Identification Of A KCNE2 Gain-of-function Mutation In Patients With Familial Atrial Fibrillation

Background Atrial fibrillation(AF) is the most common cardiac arrhythmia. Its prevalence is 0.4% in the general population, increasing with age up to 5% to 9% in those over 60 years of age. AF causes a 2- to 6-fold increase in risk for stroke. However, the molecular defects and cellular mechanisms in most patients with AF remain to be identified. We have identified the first molecular genetic defect for familial AF in a Chinese kindred. By linkage analysis, the locus was mapped to chromosome 11p15.5. Candidate gene sequencing revealed an S-to-G mutation at position 140 of KCNQ1, an alpha subunit of potassium ion channels. Function analysis of the mutation revealed a gain-of-function effect on both KCNQ1-KCNE1 and KCNQ1-KCNE2 channel. Other loci such as chromosome 10q22-24, chromosome 6q14-16 and chromosome 5p13 were also identified as linked to familial AF in some patients. Therefore, familial AF is genetically heterogeneous.
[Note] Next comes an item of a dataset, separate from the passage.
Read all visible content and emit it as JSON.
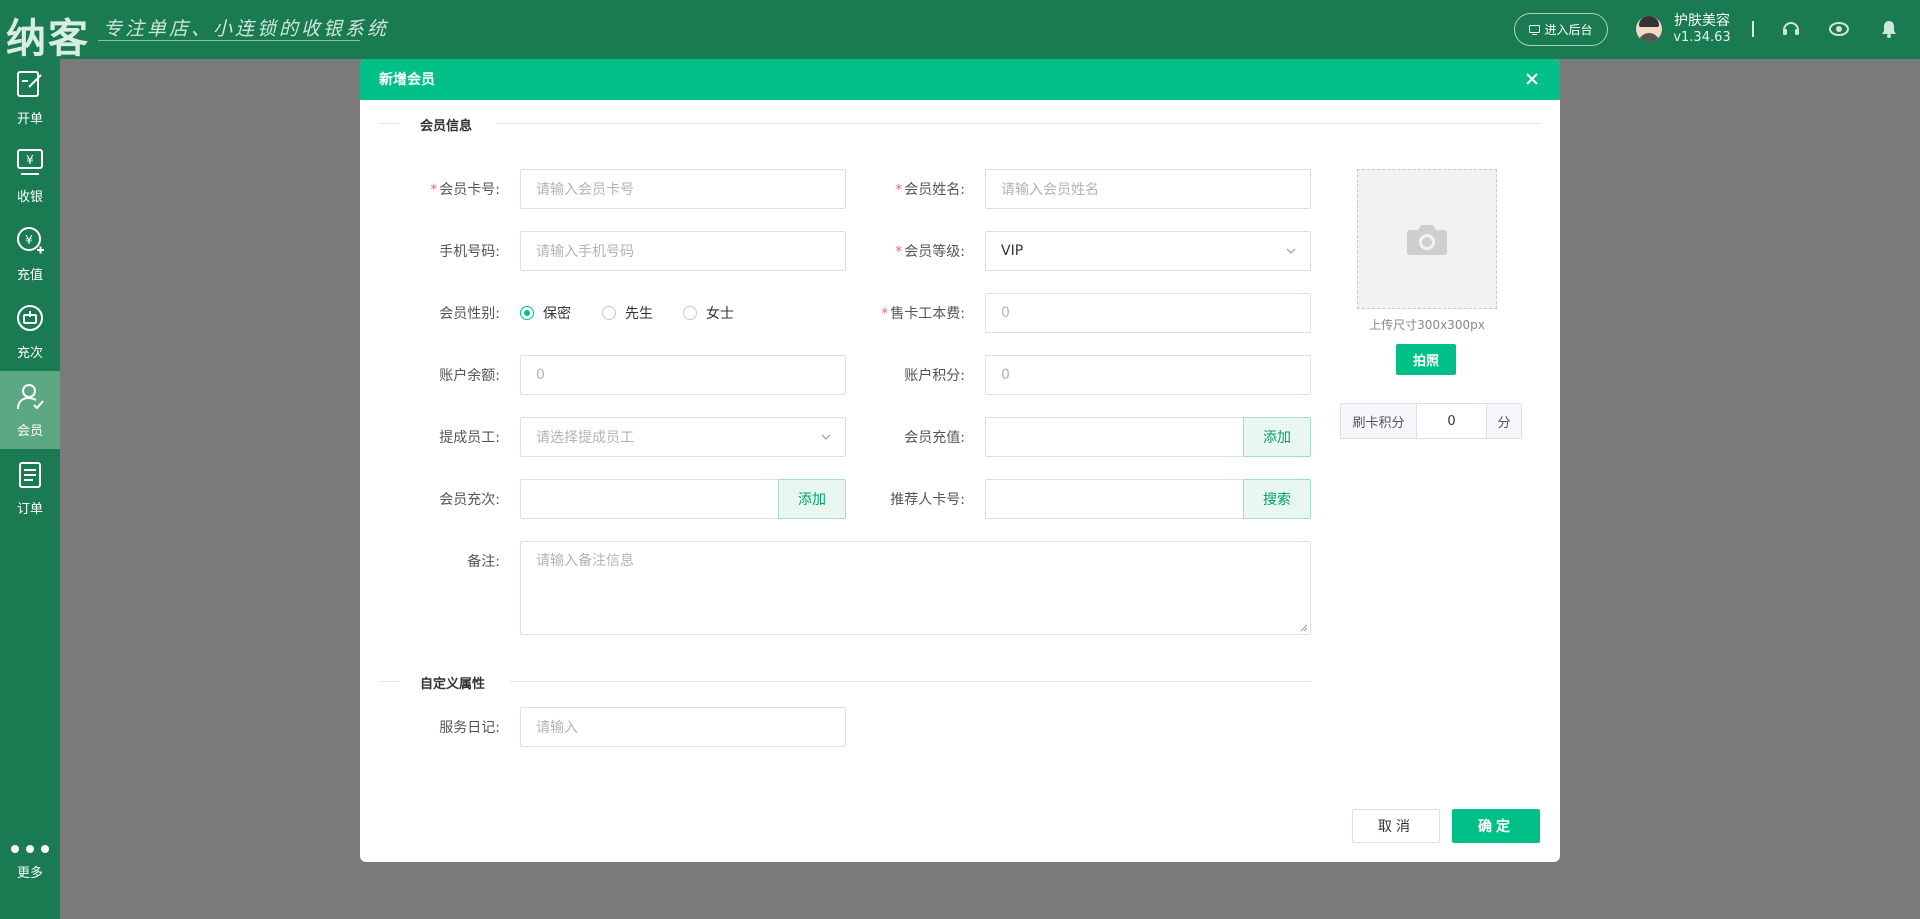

The other genes for the disorder in most patients remains to be identified.Objectives The aim of this study was to identify mutations associated with familial AF, and reveal the molecular basis of AF.Methods We evaluated 28 unrelated families with AF, and sequenced the 8 genes of potassium ion channels KCNQ1, HERG, KCNE1, KCNE2, KCNE3, KCNE4, KCNE5 and KCNJ2 after PCR amplification of genomic DNA. After identified the mutant gene, we constructed the recombinant vector which can express in the eukaryotic cells. We transfected them into the C.OS-7 cells for transient expression. Whole cell patch-clamping analysis was applied to detect the functional change of related ionic channel current. Controls were 462 unrelated healthy subjects.Results An arginine-to-cysteine mutation at position 27 (R27C) of KCNE2, was found in 2 of the 28 probands. The mutation was present in all affected members in the two kindreds and was absent in 462 healthy unrelated Chinese subjects. Similar to KCNQ1S140G, the mutation had a gain-of-function effect on the KCNQ1-KCNE2 channel; Unlike long QT syndrome-associated KCNE2 mutations, it did not alter HERG-KCNE2 current. The mutation did not also alter the functions of the HCN channel family either.Conclusions KCNE2 R27C is a molecular basis of familial AF. The mutation has a gain-of-function effect on cardiac potassium ion channels. It is possible that the mutation initiates and/or maintains, AF through shortening atrial action potential duration and the effective refractory period.